第三十七話☆ 二日目/持ち上げられたぼくの両腕。輝跡が与えた奇跡
両腕に感じた確かな感触に視線を戻すと、それを形作っていたものがサラサラと崩れて消滅。
目の錯覚?
だけど、そんな幻影も錯覚も吹き飛ばすような心の中で響く声!
(弾いて!) と…………!
響く一言。
ボクの両腕は鍵盤の中央、 目の前のノートも第二楽章の譜面。
そして、指先が無意識的に鍵盤の上で演奏を始める。
ゆっくりとしたテンポ、まるでワルツでも踊るかのように右手と左手が音を奏でる。
無意識的に動き出した指先に意識を向ける。
ゆっくりとしたワルツのように聴こえるかも知れないけど、ゆっくりと演奏しているワケではない。

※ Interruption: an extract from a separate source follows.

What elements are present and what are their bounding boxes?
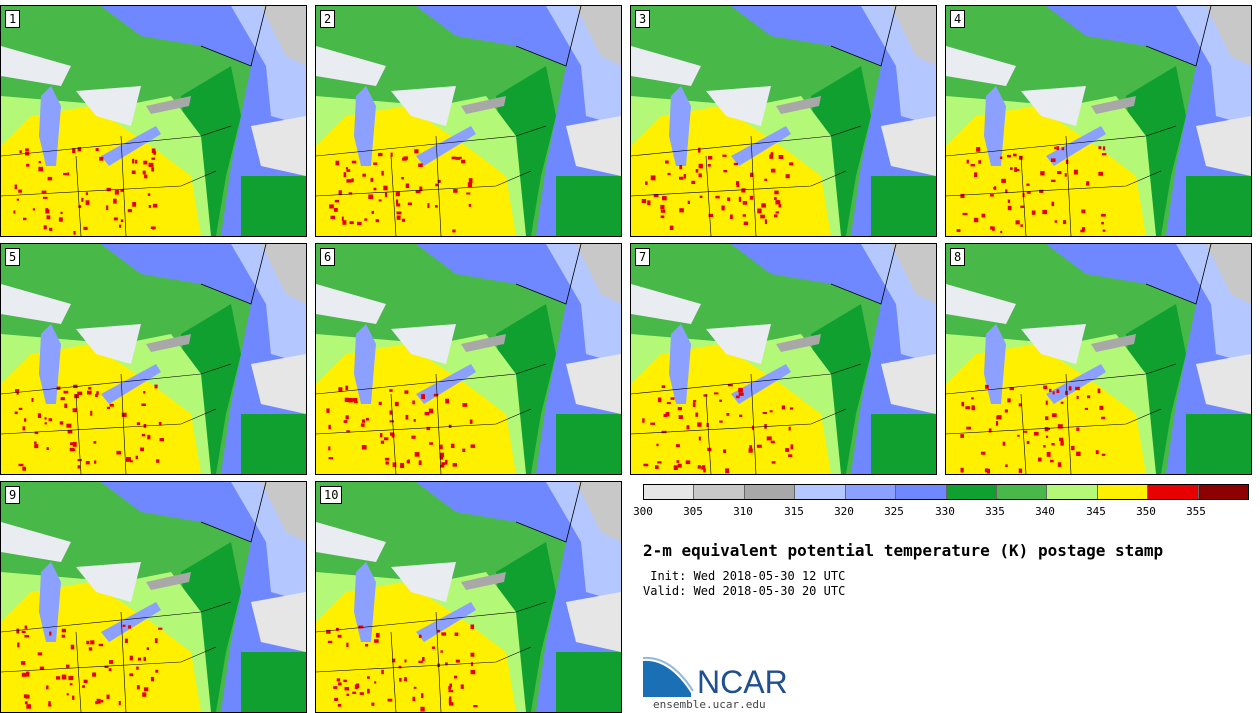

この第二楽章はゆっくりと聴こえるかもしれないけど鍵盤の上は大忙しだ。
演奏が始まり、天板の裏側から見詰められているのがわかる。
涙を袖で拭いて抱き合うベルチェとカミラ。
月光第二楽章は第一楽章があんなに切なく悲しい、やや暗い雰囲気だったからこそ映えるメロディー!

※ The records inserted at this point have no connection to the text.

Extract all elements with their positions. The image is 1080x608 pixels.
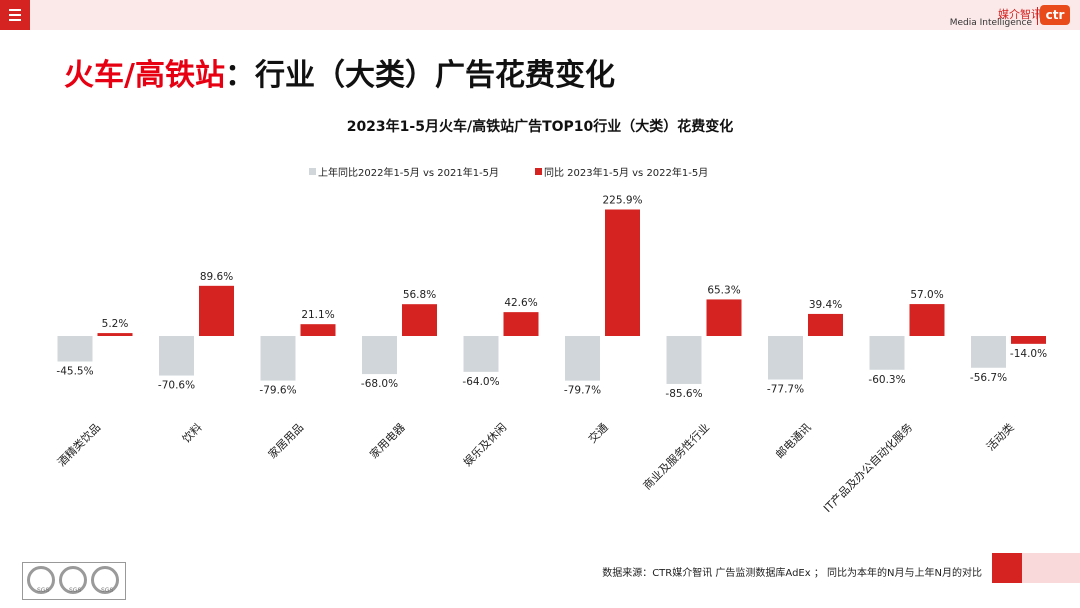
bar-prev-year xyxy=(57,336,93,362)
category-tick-label: 酒精类饮品 xyxy=(54,420,103,469)
footer-red-block xyxy=(992,553,1022,583)
bar-curr-year xyxy=(503,312,539,336)
data-source-note: 数据来源：CTR媒介智讯 广告监测数据库AdEx ； 同比为本年的N月与上年N月… xyxy=(602,568,982,579)
data-label: -45.5% xyxy=(56,365,93,377)
category-tick-label: 家居用品 xyxy=(265,420,306,461)
page-title-rest: ：行业（大类）广告花费变化 xyxy=(224,58,615,93)
page-title-highlight: 火车/高铁站 xyxy=(64,58,225,93)
legend-swatch xyxy=(309,168,316,175)
data-label: -68.0% xyxy=(361,378,398,390)
bar-prev-year xyxy=(260,336,296,381)
data-label: 42.6% xyxy=(504,297,537,309)
bar-prev-year xyxy=(362,336,397,375)
bar-prev-year xyxy=(159,336,194,376)
legend-swatch xyxy=(535,168,542,175)
data-label: 56.8% xyxy=(403,289,436,301)
page-title: 火车/高铁站：行业（大类）广告花费变化 xyxy=(64,50,615,94)
bar-curr-year xyxy=(808,313,843,336)
data-label: 21.1% xyxy=(301,309,334,321)
hamburger-icon xyxy=(9,9,21,11)
category-tick-label: 娱乐及休闲 xyxy=(460,420,509,469)
bar-curr-year xyxy=(909,304,945,336)
bar-curr-year xyxy=(1011,336,1046,344)
category-tick-label: 商业及服务性行业 xyxy=(640,420,712,492)
data-label: -79.6% xyxy=(259,385,296,397)
category-tick-label: 活动类 xyxy=(983,420,1016,453)
data-label: 225.9% xyxy=(602,194,642,206)
data-label: -14.0% xyxy=(1010,348,1047,360)
badge-label: SGS xyxy=(69,587,82,594)
bar-prev-year xyxy=(463,336,499,372)
category-tick-label: IT产品及办公自动化服务 xyxy=(820,420,915,515)
bar-curr-year xyxy=(402,304,437,336)
category-tick-label: 家用电器 xyxy=(367,420,408,461)
sgs-badge-icon xyxy=(91,566,119,594)
badge-label: SGS xyxy=(37,587,50,594)
badge-label: SGS xyxy=(101,587,114,594)
data-label: -79.7% xyxy=(564,385,601,397)
bar-prev-year xyxy=(565,336,600,381)
footer-pink-block xyxy=(1022,553,1080,583)
bar-curr-year xyxy=(97,333,133,336)
category-tick-label: 交通 xyxy=(585,420,610,445)
bar-chart: 上年同比2022年1-5月 vs 2021年1-5月 同比 2023年1-5月 v… xyxy=(54,166,1047,515)
data-label: 5.2% xyxy=(102,318,129,330)
menu-button[interactable] xyxy=(0,0,30,30)
legend-label: 同比 2023年1-5月 vs 2022年1-5月 xyxy=(544,166,708,179)
category-tick-label: 邮电通讯 xyxy=(773,421,813,461)
bar-prev-year xyxy=(869,336,905,370)
data-label: -70.6% xyxy=(158,380,195,392)
legend-label: 上年同比2022年1-5月 vs 2021年1-5月 xyxy=(318,166,499,179)
category-tick-label: 饮料 xyxy=(179,420,204,445)
data-label: 57.0% xyxy=(910,289,943,301)
bar-prev-year xyxy=(666,336,702,384)
bar-curr-year xyxy=(706,299,742,336)
chart-title: 2023年1-5月火车/高铁站广告TOP10行业（大类）花费变化 xyxy=(346,119,734,135)
data-label: -64.0% xyxy=(462,376,499,388)
bar-curr-year xyxy=(300,324,336,336)
bar-curr-year xyxy=(199,285,234,336)
data-label: -77.7% xyxy=(767,384,804,396)
logo-divider xyxy=(1037,7,1038,25)
sgs-badge-icon xyxy=(27,566,55,594)
bar-prev-year xyxy=(768,336,803,380)
data-label: 65.3% xyxy=(707,284,740,296)
sgs-badge-icon xyxy=(59,566,87,594)
logo-cn-text: 媒介智讯 xyxy=(998,8,1042,21)
data-label: 89.6% xyxy=(200,271,233,283)
data-label: -85.6% xyxy=(665,388,702,400)
data-label: -56.7% xyxy=(970,372,1007,384)
top-bar xyxy=(0,0,1080,30)
bar-prev-year xyxy=(971,336,1006,368)
logo-en-text: Media Intelligence xyxy=(949,18,1032,28)
data-label: 39.4% xyxy=(809,299,842,311)
bar-curr-year xyxy=(605,209,640,336)
data-label: -60.3% xyxy=(868,374,905,386)
certification-badges: SGS SGS SGS xyxy=(22,562,126,600)
ctr-logo: ctr xyxy=(1040,5,1070,25)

何度も聴いて見えるのは二人の男女が手を繋いでワルツを踊っているかのような情景。
そして天上にら大きな月が昇り二人に陰を落とすように幻想的な光り。
「母さん……。」
カミラがボクを見詰めたま目をしばたたかせながら呟く。
右手と左手が鍵盤の上を右へ左へ、指輪の青い光りが幾筋もの奇跡を作る。
「なんだいカミラ?」
カミラが、見詰める視線の先にあるボクを見詰めるベルチェが、こたえる。
月明かりの照らされた幻想的な湖面の上、若い男女が踊るかのような光景が脳裏に浮かぶ。

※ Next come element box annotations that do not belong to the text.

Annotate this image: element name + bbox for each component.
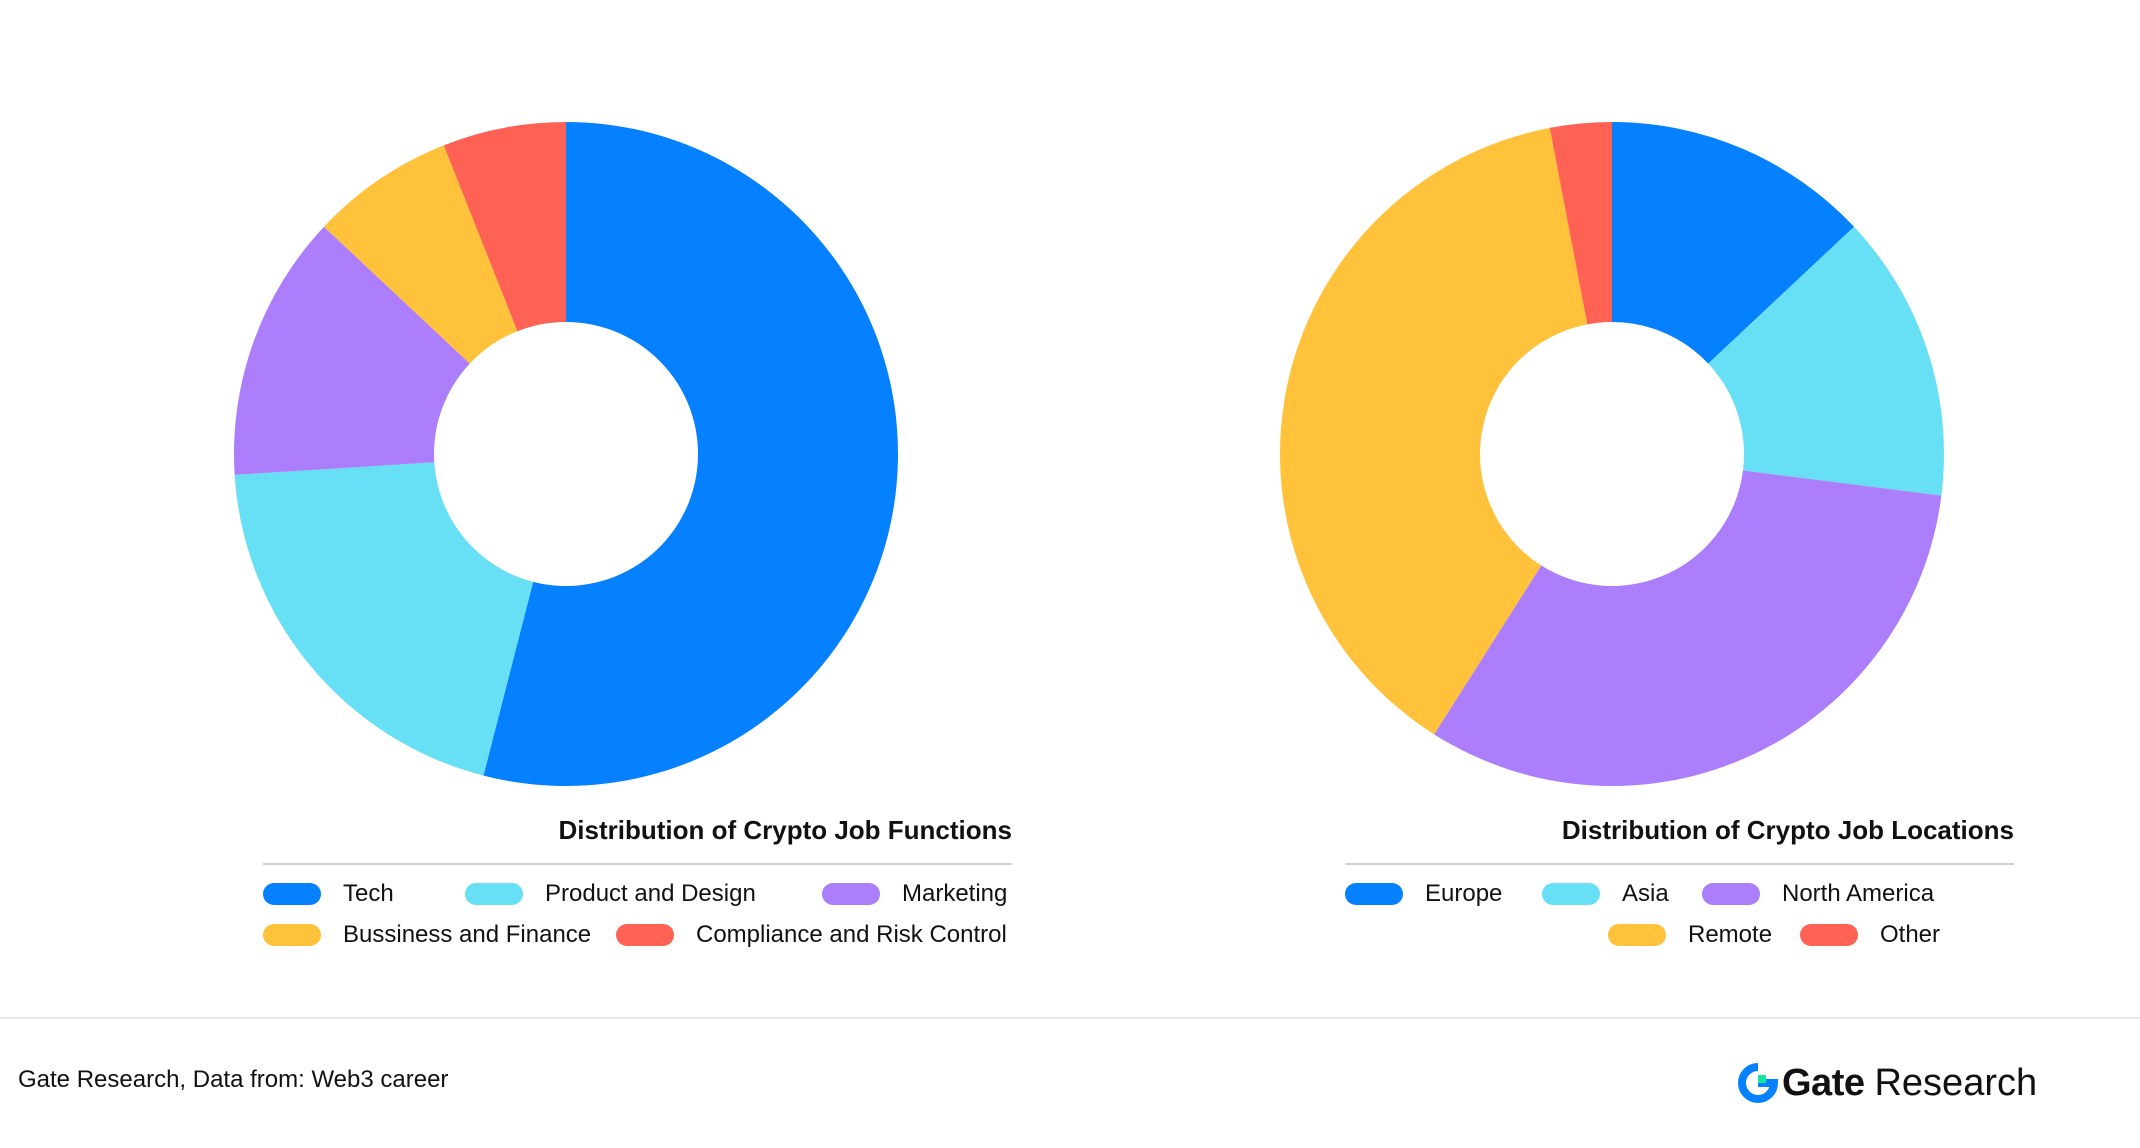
- legend-swatch: [1345, 883, 1403, 905]
- pie-slice-asia: [1708, 226, 1944, 496]
- legend-label: Other: [1880, 921, 1941, 948]
- legend-label: Tech: [343, 880, 394, 907]
- legend-label: Bussiness and Finance: [343, 921, 592, 948]
- legend-item-marketing: Marketing: [822, 877, 1007, 911]
- pie-slice-other: [1549, 122, 1612, 325]
- legend-swatch: [263, 883, 321, 905]
- legend-item-remote: Remote: [1608, 918, 1772, 952]
- chart-title: Distribution of Crypto Job Functions: [558, 815, 1012, 845]
- legend-swatch: [465, 883, 523, 905]
- legend-item-tech: Tech: [263, 877, 394, 911]
- donut-chart-locations: [1280, 122, 1944, 787]
- title-divider: [1345, 863, 2014, 865]
- legend-swatch: [1800, 924, 1858, 946]
- footer-divider: [0, 1017, 2140, 1019]
- legend-label: Compliance and Risk Control: [696, 921, 1007, 948]
- pie-slice-europe: [1612, 122, 1855, 364]
- legend-swatch: [263, 924, 321, 946]
- legend-label: Europe: [1425, 880, 1503, 907]
- legend-label: North America: [1782, 880, 1935, 907]
- brand-name: Gate: [1782, 1061, 1865, 1104]
- legend-swatch: [1542, 883, 1600, 905]
- brand-subtitle: Research: [1874, 1061, 2038, 1104]
- chart-title: Distribution of Crypto Job Locations: [1561, 815, 2014, 845]
- legend-item-compliance-and-risk-control: Compliance and Risk Control: [616, 918, 1007, 952]
- legend-label: Asia: [1622, 880, 1669, 907]
- legend-item-north-america: North America: [1702, 877, 1934, 911]
- legend-swatch: [822, 883, 880, 905]
- legend-item-product-and-design: Product and Design: [465, 877, 756, 911]
- gate-logo-icon: [1738, 1063, 1778, 1103]
- legend-label: Marketing: [902, 880, 1008, 907]
- legend-swatch: [1702, 883, 1760, 905]
- legend-item-asia: Asia: [1542, 877, 1669, 911]
- legend-item-europe: Europe: [1345, 877, 1502, 911]
- pie-slice-north-america: [1434, 470, 1942, 787]
- donut-chart-functions: [234, 122, 899, 786]
- brand-logo: Gate Research: [1738, 1060, 2037, 1106]
- legend-item-other: Other: [1800, 918, 1940, 952]
- legend-item-bussiness-and-finance: Bussiness and Finance: [263, 918, 591, 952]
- pie-slice-compliance-and-risk-control: [443, 122, 566, 332]
- pie-slice-product-and-design: [234, 462, 534, 776]
- pie-slice-tech: [483, 122, 899, 786]
- legend-label: Remote: [1688, 921, 1773, 948]
- source-note: Gate Research, Data from: Web3 career: [18, 1066, 449, 1093]
- pie-slice-marketing: [234, 226, 470, 475]
- legend-swatch: [616, 924, 674, 946]
- title-divider: [263, 863, 1012, 865]
- legend-swatch: [1608, 924, 1666, 946]
- chart-panel-functions: Distribution of Crypto Job Functions Tec…: [0, 0, 1070, 1010]
- pie-slice-remote: [1280, 127, 1588, 735]
- chart-panel-locations: Distribution of Crypto Job Locations Eur…: [1070, 0, 2140, 1010]
- pie-slice-bussiness-and-finance: [323, 145, 518, 364]
- legend-label: Product and Design: [545, 880, 756, 907]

鍵盤を叩き、耳障りのいいリズミカルに奏でられる音色に重なるように、自分の母親によびかける娘……。
「見えるの……」
と、カミラが呟くようにポカンと口にすると、「母さんにも若い男女が二人、踊っているのが見えるよ」 と、……。
ベルチェがこたえる。
第二楽章は極僅かな演奏時間。
すぐに演奏が終わってしまう。
「違うの……」
第二楽章が終わってすぐ、ゴーゴーと激しい濁流の音を背景にカミラが再びポカンと返す。
第二楽章が終わり、終止符を打った直後だ。
間をおいて作法にのっとり礼。
母と、娘のやりとりは続く。
ベルチェが返す。 「違うって何が違うのさ?」
真っ直ぐに顔を向けられていたカミラの視線が、ベルチェに向けられる。